I did the same thing with hitting. At first, I hated to bat in baseball, for fear of striking out. To minimize that risk, I spent hundreds of hours, literally, swinging at tree leaves at various heights (chest, waist and knee), until I could hit any leaf dead-on-the-nose 99% of the time. Then, before I stepped into the batter’s box, I would say, under my gasping breath, “Throw it to me; throw it to me; THROW IT to me; THROW IT TO ME.” I literally couldn’t wait for a strike. I NEVER took a fat pitch; meaning that I swung at all fat pitches (any around my belly button), and I became the best hitter on my college team one year – I, who couldn’t bat .100 in high school, batted over .400 one year in college. Why? Because I was good? Hardly. Quite the opposite.
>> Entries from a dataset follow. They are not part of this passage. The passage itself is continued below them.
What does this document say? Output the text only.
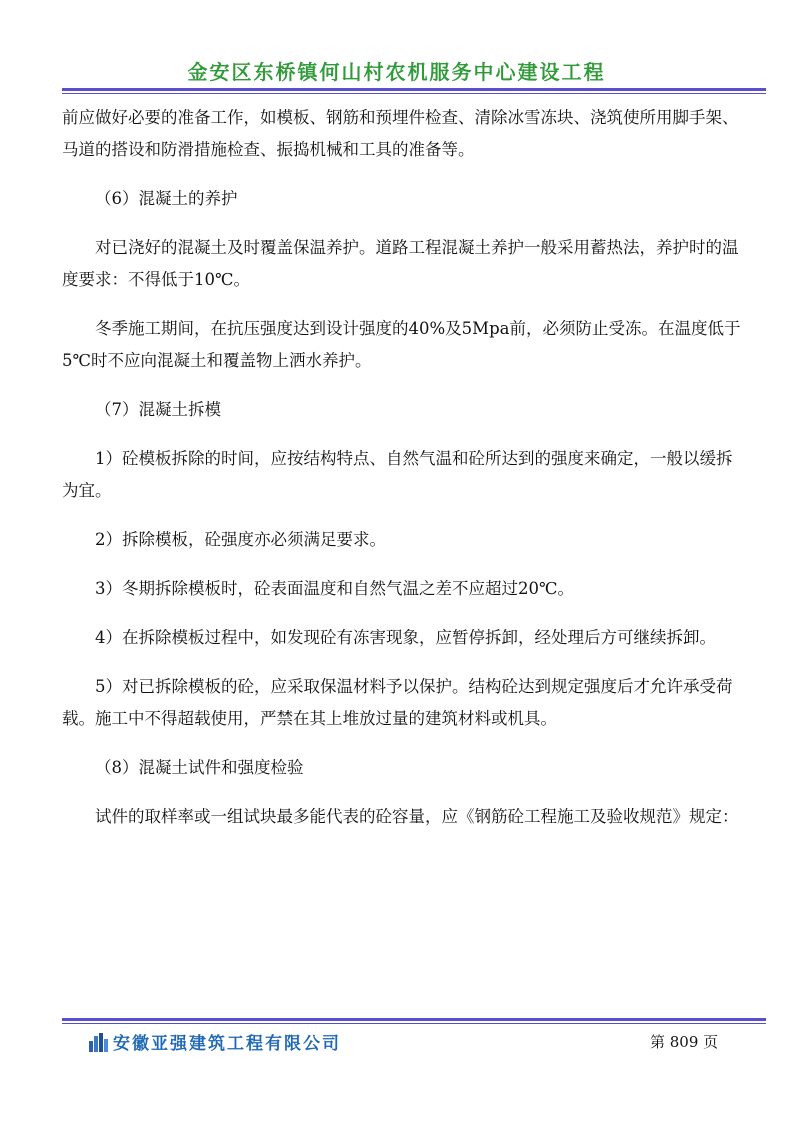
金安区东桥镇何山村农机服务中心建设工程

前应做好必要的准备工作，如模板、钢筋和预埋件检查、清除冰雪冻块、浇筑使所用脚手架、马道的搭设和防滑措施检查、振捣机械和工具的准备等。

（6）混凝土的养护

对已浇好的混凝土及时覆盖保温养护。道路工程混凝土养护一般采用蓄热法，养护时的温度要求：不得低于10℃。

冬季施工期间，在抗压强度达到设计强度的40%及5Mpa前，必须防止受冻。在温度低于5℃时不应向混凝土和覆盖物上洒水养护。

（7）混凝土拆模

1）砼模板拆除的时间，应按结构特点、自然气温和砼所达到的强度来确定，一般以缓拆为宜。

2）拆除模板，砼强度亦必须满足要求。

3）冬期拆除模板时，砼表面温度和自然气温之差不应超过20℃。

4）在拆除模板过程中，如发现砼有冻害现象，应暂停拆卸，经处理后方可继续拆卸。

5）对已拆除模板的砼，应采取保温材料予以保护。结构砼达到规定强度后才允许承受荷载。施工中不得超载使用，严禁在其上堆放过量的建筑材料或机具。

（8）混凝土试件和强度检验

试件的取样率或一组试块最多能代表的砼容量，应《钢筋砼工程施工及验收规范》规定：

安徽亚强建筑工程有限公司	第 809 页
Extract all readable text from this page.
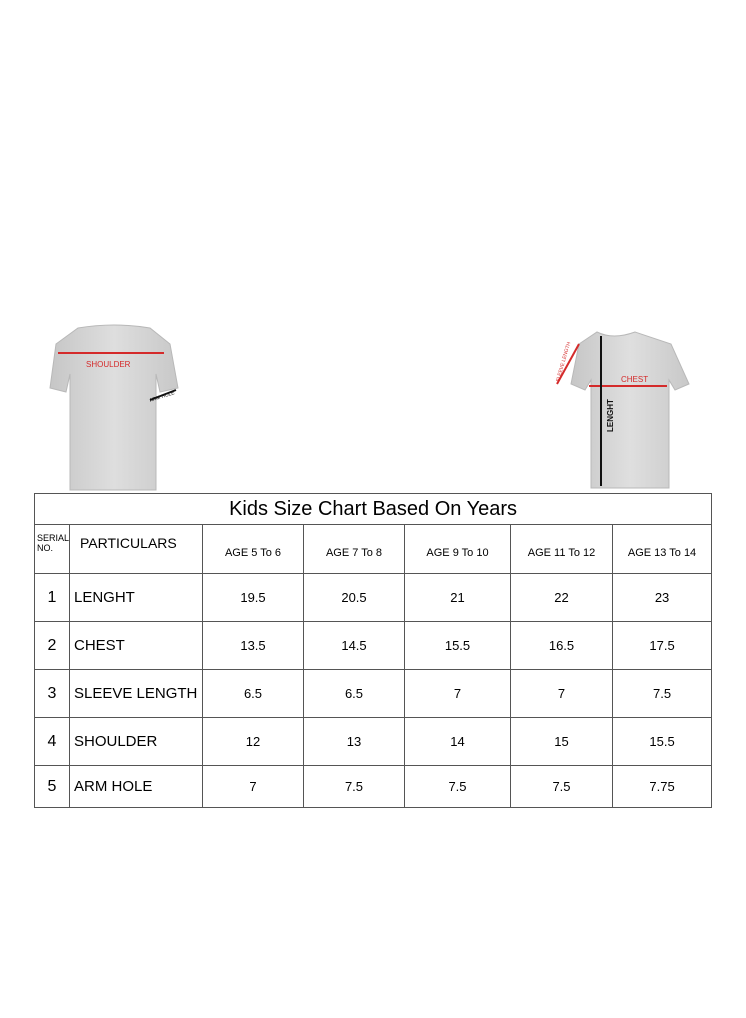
SHOULDER
ARM HOLE
SLEEVE LENGTH	CHEST
LENGHT
Kids Size Chart Based On Years						
SERIAL NO.	PARTICULARS	AGE 5 To 6	AGE 7 To 8	AGE 9 To 10	AGE 11 To 12	AGE 13 To 14
1	LENGHT	19.5	20.5	21	22	23
2	CHEST	13.5	14.5	15.5	16.5	17.5
3	SLEEVE LENGTH	6.5	6.5	7	7	7.5
4	SHOULDER	12	13	14	15	15.5
5	ARM HOLE	7	7.5	7.5	7.5	7.75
I became good by dint of thought and relentless effort and, above all, because of my desire to do well, which I beat into my own brain and body by saying, “HIT IT TO ME; THROW IT TO ME,” until I was blue in the face.
If we want to do well, as I told my desultorily attentive baseball-pupils, we must want to do well; we must practice to do well; we must think about what we’re doing and how we do it; and, above all, we must be the boss of our minds; we must tell our minds what we want our bodies to do. Then, over time, our bodies will respond in the manner desired.Life is not about chance. Francis Bacon, a great English philosopher, judge and Prime Minister, observed:
“Chance is the name of a thing that does not exist.”
Well, chance does exist, of course, and he didn’t mean that it doesn’t exist; he meant that, on balance, over the long haul, we make our own “luck”. As goes the trite axiom, “We are the masters of our fate.” Long term, that’s largely true. Our lives can be no more, and little less, than we make them. Wanting to do well (i.e., to achieve our constructive goals) is not enough; we have to want it enough to work relentlessly for it, to think rationally about it and plan, to implement the plan, and to boss our minds into making our bodies do what we need and want them to do.
So, my lads, my pubescent baseball minions, I admonished, on the field and in life, every day, we must practice, follow a rational plan, and, above all, before every play, we must say, “Hit it to me,” over and over until we really want to make the play, and then, and only then, we will make the play and achieve our illusive goals. It worked. Now and then, over the years, I see or hear from some of them, and there is little that gives me greater joy. I loved them then and ever will, and hope that they still say, “Hit it to me.”